Australia's best new discovery in chamber folk
Emaline Delapaix
Emaline Delapaix

Emaline Delapaix is my new favourite discovery on Bandcamp. Her new EP sits firmly in the chamber pop folk. It’s a wonderfully witchy concoction of beats, harps, keyboards, guitars and strings. Topping it off is Emaline’s beautiful voice that is strong and fluid – able to hold a variety of notes and seamlessly flow between them.

Opener “Exorcism” has a tribal styled percussive edge to it. The strings and lapsteel guitar have an Eastern flow and Emaline waxes and wanes over the chords with aplomb. She reminds me of a similarly styled Wendy Rule. It has a primal twist to everything, but Delapaix isn’t going for a quiet witchy feel – she has a good bite to her lyrics and songs. “Greetings From the Snow Desert” shows off her vocal flair further. It’s a short track but the first two-thirds are almost entirely made up of various vocal tracks. This is over a beat of crunching snow under foot. The track separates into three distinct vocals before it fades into a hollow noise and the fact they don’t overcrowd eachother is testament to the product and writing abilities of the lady in charge.

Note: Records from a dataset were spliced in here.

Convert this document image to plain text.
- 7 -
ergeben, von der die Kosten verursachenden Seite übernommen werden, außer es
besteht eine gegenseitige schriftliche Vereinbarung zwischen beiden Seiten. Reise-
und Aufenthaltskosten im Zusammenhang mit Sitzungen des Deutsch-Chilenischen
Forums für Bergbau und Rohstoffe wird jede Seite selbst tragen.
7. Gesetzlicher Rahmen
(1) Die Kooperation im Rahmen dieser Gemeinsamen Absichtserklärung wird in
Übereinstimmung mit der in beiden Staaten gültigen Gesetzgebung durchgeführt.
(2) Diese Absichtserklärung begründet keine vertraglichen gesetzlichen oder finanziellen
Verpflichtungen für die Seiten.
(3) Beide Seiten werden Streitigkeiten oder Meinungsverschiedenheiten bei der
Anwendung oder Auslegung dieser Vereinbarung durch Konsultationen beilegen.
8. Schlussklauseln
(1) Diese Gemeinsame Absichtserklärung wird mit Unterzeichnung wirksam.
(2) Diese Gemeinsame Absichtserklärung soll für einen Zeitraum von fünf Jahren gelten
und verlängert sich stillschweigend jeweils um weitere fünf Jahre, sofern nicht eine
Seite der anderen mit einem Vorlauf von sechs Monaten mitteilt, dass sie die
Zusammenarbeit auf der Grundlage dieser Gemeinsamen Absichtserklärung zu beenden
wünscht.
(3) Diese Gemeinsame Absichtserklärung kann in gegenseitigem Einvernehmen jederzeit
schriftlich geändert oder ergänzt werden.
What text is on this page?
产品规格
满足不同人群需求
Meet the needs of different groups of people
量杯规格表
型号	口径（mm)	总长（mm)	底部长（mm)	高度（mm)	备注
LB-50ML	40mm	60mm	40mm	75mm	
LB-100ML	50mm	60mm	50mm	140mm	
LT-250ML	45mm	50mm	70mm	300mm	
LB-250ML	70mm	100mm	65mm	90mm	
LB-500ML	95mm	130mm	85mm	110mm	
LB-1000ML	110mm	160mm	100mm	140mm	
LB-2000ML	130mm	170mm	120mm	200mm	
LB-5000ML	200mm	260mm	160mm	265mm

“B.C. Song” is a guitar led track that feels like a ballad but has pace to it too. It’s simplistic to begin with as it works around its chords but soon wayward strings and backing vocals coo in to a quite emotional second half. Emaline’s voice is able to pitch perfectly exactly where to hammer home the emotion as she wistfully recounts “the shit that’s dragging me down falls away”. It’s warm and affirming in its unusual way. “Perhaps Saskatoon” swaps out guitar for piano as the true ballad closes the album. It’s a beautiful track with gentle xylophone and a slight reverb to the piano which makes it sound a bit vintage and in a wooden room. Its funny because even with the bonus “Exorcism (Bare Version)” added, you can get an Australian vibe to everything that is being presented to you. The bare version is a more organic version of the opener and equally as entrancing.

Emaline Delapaix straddles the border between chamber folk and traditional singer/songwriter perfectly. Her lyrics evoke all kinds of crafts and are quite heavy on sensory perceptions. The instrumentation is fresh on every track – nothing repeats itself at all. This all makes me extremely excited for anything else in store from this Australian songstress.